Man In The High Castle

by Ed Gross |
Published on

Whether the original V from 1983 or the forthcoming USA Network series Colony, generally speaking whenever there's been a depiction of an occupying force in America, it's been analogous to the Nazis. But in the case of Amazon's The Man In The High Castle, metaphors aren't necessary. The Nazis, along with Imperial Japan, won World War II and have split the country, with the Germans controlling the East, the Japanese the West and the Rocky Mountains serving as a sort of neutral zone.

Created by The X-Files' Frank Spotnitz from the novel by Philip K. Dick, and set in 1962, The Man In The High Castle serves as a chilling look at what happens when a society is subjugated and, unlike more heroic takes on this concept, does not find the will to rise up and fight back. Instead, outrage gives way to complacency as the vast majority of the population does what it needs to in order to survive.

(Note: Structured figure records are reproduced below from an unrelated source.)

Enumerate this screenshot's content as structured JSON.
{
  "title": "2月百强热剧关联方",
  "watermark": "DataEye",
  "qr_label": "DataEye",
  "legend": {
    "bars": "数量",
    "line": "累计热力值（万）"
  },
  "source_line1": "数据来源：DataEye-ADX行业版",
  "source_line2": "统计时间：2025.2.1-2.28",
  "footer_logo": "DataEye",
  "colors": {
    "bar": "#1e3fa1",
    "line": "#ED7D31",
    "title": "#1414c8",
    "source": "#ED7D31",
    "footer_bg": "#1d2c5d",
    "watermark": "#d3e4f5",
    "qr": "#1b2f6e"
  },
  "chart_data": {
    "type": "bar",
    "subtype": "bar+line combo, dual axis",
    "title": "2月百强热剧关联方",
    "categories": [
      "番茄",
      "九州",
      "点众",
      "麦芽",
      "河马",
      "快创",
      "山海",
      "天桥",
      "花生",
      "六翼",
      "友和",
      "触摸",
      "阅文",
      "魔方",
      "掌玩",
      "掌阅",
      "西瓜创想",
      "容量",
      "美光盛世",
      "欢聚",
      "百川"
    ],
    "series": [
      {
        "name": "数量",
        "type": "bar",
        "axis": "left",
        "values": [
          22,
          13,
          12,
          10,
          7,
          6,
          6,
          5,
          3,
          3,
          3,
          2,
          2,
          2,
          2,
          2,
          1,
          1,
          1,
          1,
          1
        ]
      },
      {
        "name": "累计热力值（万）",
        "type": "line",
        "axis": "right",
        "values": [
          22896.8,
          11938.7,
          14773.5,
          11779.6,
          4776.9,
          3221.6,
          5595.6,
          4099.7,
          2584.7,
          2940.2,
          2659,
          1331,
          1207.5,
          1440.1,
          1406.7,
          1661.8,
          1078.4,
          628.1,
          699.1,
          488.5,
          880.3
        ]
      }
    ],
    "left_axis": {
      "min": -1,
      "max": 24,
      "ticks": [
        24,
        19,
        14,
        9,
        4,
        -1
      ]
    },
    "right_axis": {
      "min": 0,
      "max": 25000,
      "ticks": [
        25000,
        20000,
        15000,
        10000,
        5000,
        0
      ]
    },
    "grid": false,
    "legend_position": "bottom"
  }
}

That is the world we're introduced to in the series with growing tensions between Germany and Japan, exasperated by the existence of reels of film that show an alternate history in which America won the war. Film that the Nazis, paranoid over how the populace would react to such a notion, will stop at nothing to retrieve. It's what brings together a disparate group of characters, among them San Francisco's Juliana Crain (Alexa Davalos), to whom a reel of film falls to; Joe Blake (Luke Kleintank), who claims he wants to join the small but growing Resistance, but is actually a (morally torn) Nazi agent; Frank Frink (Rupert Evans), Juliana's boyfriend who is arrested by the Japanese after she has disappeared and finds his life altered forever as a result; John Smith (Rufus Sewell), an SS Obergruppenfuhrer investigating the Resistance in New York; and Pacific States of America trade minister Nobusuke Taogomi (Cary-Hiroyuki Tagawa), who finds himself in the middle of it all while being guided by the ancient I Ching.

Until a final sequence of the season that suggests Fringe-like future possibilities, the reels of film are little more than a handy MacGuffin designed to explore this world, the various people living in it, the things they do to survive, the compromises they're forced to make and the stands they won't back down from. As such it serves as the perfect prism through which we can view the ever-changing world we ourselves live in, and the threats that seem so far removed yet are closer than we think.

While it slows noticeably around the halfway mark, The Man In The High Castle paints a rich, chillingly believeable world and stands as one of the most important streaming shows currently on the air.